Overall, the economic downturn has not yet signifi cantly impacted other beauty sectors. “We did have some difficulty in October and November, but that’s sorting itself out now,” says Sephora’s Figen. Sephora has an outlet in Istanbul’s smart Istinye Park mall, where Yves Saint Laurent and Celine recently shuttered their doors for lack of business. “[Fashion] has been hurt, but while people’s wardrobes do fill up eventually, cosmetics run out and need replacing,” he says.
Hair care is the biggest market segment in Turkey, accounting for 26 percent of sales, followed by skin care at 13 percent, fragrance at 10 percent and color cosmetics at 9 percent, according to Euromonitor.
The most popular products are shampoo and liquid soaps, according to Avon, and, makeupwise, mascara and eyeliner. “Turkish women like to concentrate on their eyes,” says Figen.
When women buy makeup for the skin, they favor all over coverage rather than the barely there look favored increasingly in Western Europe and the U.S. “If they pay money for foundation, they want to make sure their blemishes are covered up, says Figen. “Otherwise they see little point
Antiaging skin care is a big growth area. In Turkey this is hardly surprising, given the much-ogled television celebrity world of Botoxed ladies — and men. Celebrities are now such an obsession even farmers in remote southeastern regions were found to have named their cows after the latest Turkish model or actress or celebrity.
But even as the market grows, it is largely confined to the urbanized parts of the country, with Istanbul taking the main slice, and capital Ankara, coastal Izmir and a handful of other city centers making up most of the rest. Much of geographical Turkey still consists of small villages, with the very issue of survival in harsh conditions getting in the way of the latest line of blushers.
“Consumption of cosmetics products in our country is still very low compared to European countries,” says Seyfettin Unler, chief executive of the Turkish firm Miray Cosmetic, which has begun to make inroads into the market. “But we can definitely see that wherever living standards rise, there is a parallel rise in demand for cosmetics and toiletries.”
Over the past few years, Turkey has seen sociocultural change as never before, with socially conservative families from central and eastern Anatolia making it big in trade and starting to move in circles hitherto only populated by a small number of Western-looking elites. This is bringing a more bourgeois outlook to provincial cities and towns, raising interest in beauty products and attracting the building of shopping malls in regional outposts.
While the mothers in these families are slow to embrace modern values, their daughters — even those who wear traditional Muslim headscarves — hungrily embrace a more contemporary look, and seek out the beauty products to go with that.
Another reason marketers are optimistic is the increased role eduction is playing in Turkish life. While female illiteracy has always been a problem, thanks to recent campaigns women are increasingly getting an education — and research shows that the more educated a woman, the more likely she is to be interested in beauty.
Still, it’s a slow process.
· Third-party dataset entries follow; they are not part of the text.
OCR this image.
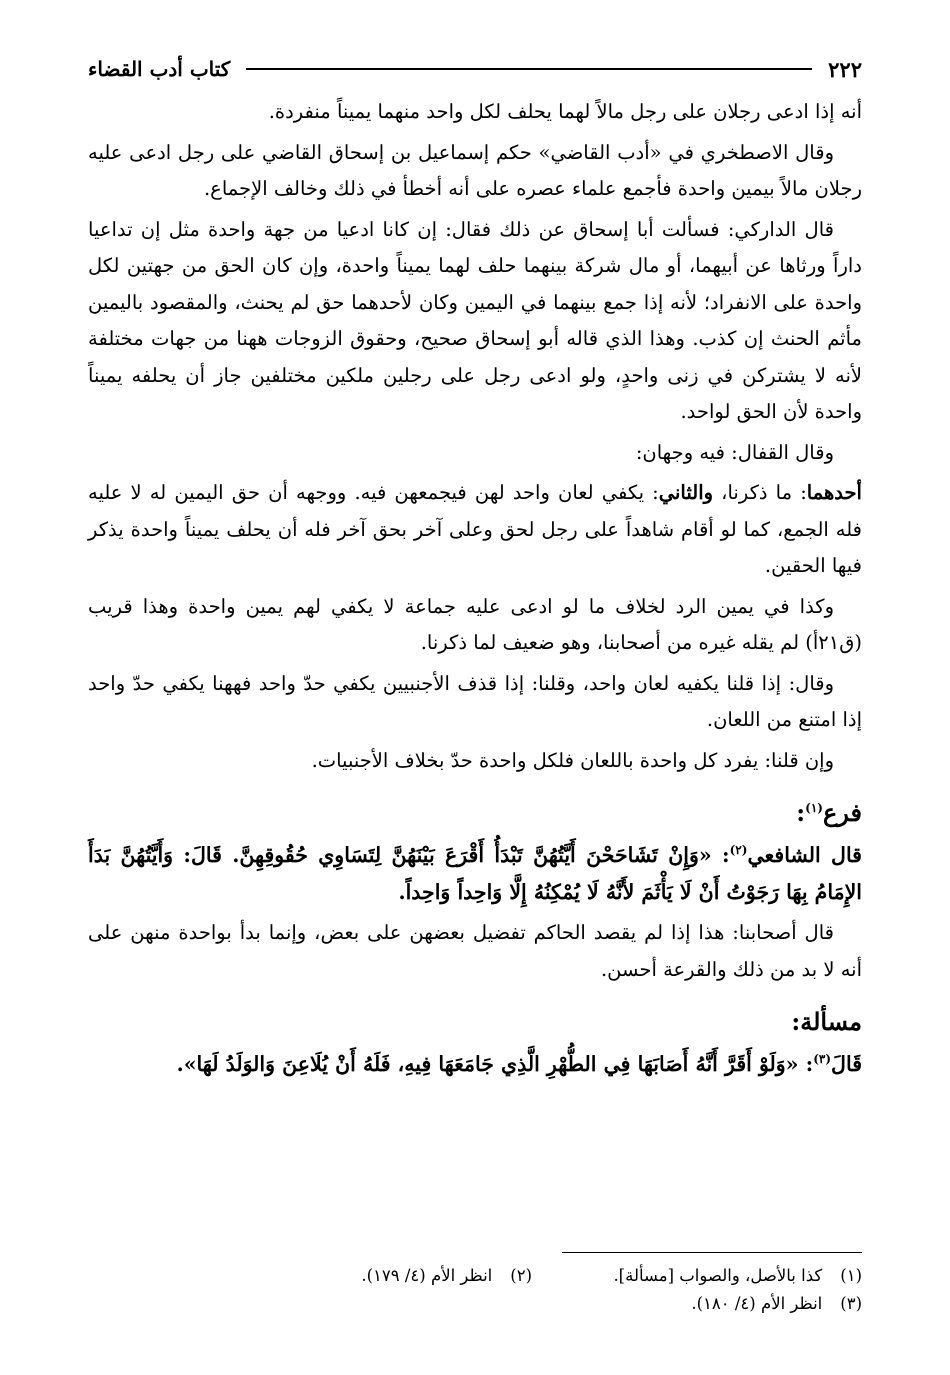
٢٢٢
كتاب أدب القضاء

أنه إذا ادعى رجلان على رجل مالاً لهما يحلف لكل واحد منهما يميناً منفردة.

وقال الاصطخري في «أدب القاضي» حكم إسماعيل بن إسحاق القاضي على رجل ادعى عليه رجلان مالاً بيمين واحدة فأجمع علماء عصره على أنه أخطأ في ذلك وخالف الإجماع.

قال الداركي: فسألت أبا إسحاق عن ذلك فقال: إن كانا ادعيا من جهة واحدة مثل إن تداعيا داراً ورثاها عن أبيهما، أو مال شركة بينهما حلف لهما يميناً واحدة، وإن كان الحق من جهتين لكل واحدة على الانفراد؛ لأنه إذا جمع بينهما في اليمين وكان لأحدهما حق لم يحنث، والمقصود باليمين مأثم الحنث إن كذب. وهذا الذي قاله أبو إسحاق صحيح، وحقوق الزوجات ههنا من جهات مختلفة لأنه لا يشتركن في زنى واحدٍ، ولو ادعى رجل على رجلين ملكين مختلفين جاز أن يحلفه يميناً واحدة لأن الحق لواحد.

وقال القفال: فيه وجهان:

أحدهما: ما ذكرنا، والثاني: يكفي لعان واحد لهن فيجمعهن فيه. ووجهه أن حق اليمين له لا عليه فله الجمع، كما لو أقام شاهداً على رجل لحق وعلى آخر بحق آخر فله أن يحلف يميناً واحدة يذكر فيها الحقين.

وكذا في يمين الرد لخلاف ما لو ادعى عليه جماعة لا يكفي لهم يمين واحدة وهذا قريب (ق٢١أ) لم يقله غيره من أصحابنا، وهو ضعيف لما ذكرنا.

وقال: إذا قلنا يكفيه لعان واحد، وقلنا: إذا قذف الأجنبيين يكفي حدّ واحد فههنا يكفي حدّ واحد إذا امتنع من اللعان.

وإن قلنا: يفرد كل واحدة باللعان فلكل واحدة حدّ بخلاف الأجنبيات.

فرع$^{(١)}$:

قال الشافعي$^{(٢)}$: «وَإِنْ تَشَاحَحْنَ أَيَّتُهُنَّ تَبْدَأُ أَقْرَعَ بَيْنَهُنَّ لِتَسَاوِي حُقُوقِهِنَّ. قَالَ: وَأَيَّتُهُنَّ بَدَأَ الإِمَامُ بِهَا رَجَوْتُ أَنْ لَا يَأْثَمَ لأَنَّهُ لَا يُمْكِنُهُ إِلَّا وَاحِداً وَاحِداً.

قال أصحابنا: هذا إذا لم يقصد الحاكم تفضيل بعضهن على بعض، وإنما بدأ بواحدة منهن على أنه لا بد من ذلك والقرعة أحسن.

مسألة:

قَالَ$^{(٣)}$: «وَلَوْ أَقَرَّ أَنَّهُ أَصَابَهَا فِي الطُّهْرِ الَّذِي جَامَعَهَا فِيهِ، فَلَهُ أَنْ يُلَاعِنَ وَالوَلَدُ لَهَا».

(١)
كذا بالأصل، والصواب [مسألة].
(٢)
انظر الأم (٤/ ١٧٩).
(٣)
انظر الأم (٤/ ١٨٠).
Million-dollar growth market it may be, but there is a long way to go before Turkish awareness and usage of beauty products is anywhere near Western levels. But therein lies the attraction. “A European woman will probably reach for the moisturizer as soon as she gets out of the shower, but a Turkish woman won’t necessarily do that yet,” says Sephora’s Figen. “There is potential for growth in so many areas, such as men’s cosmetics and perfumes…. There is no reflex yet about buying beauty products, which means that there is a lot that can still be done.”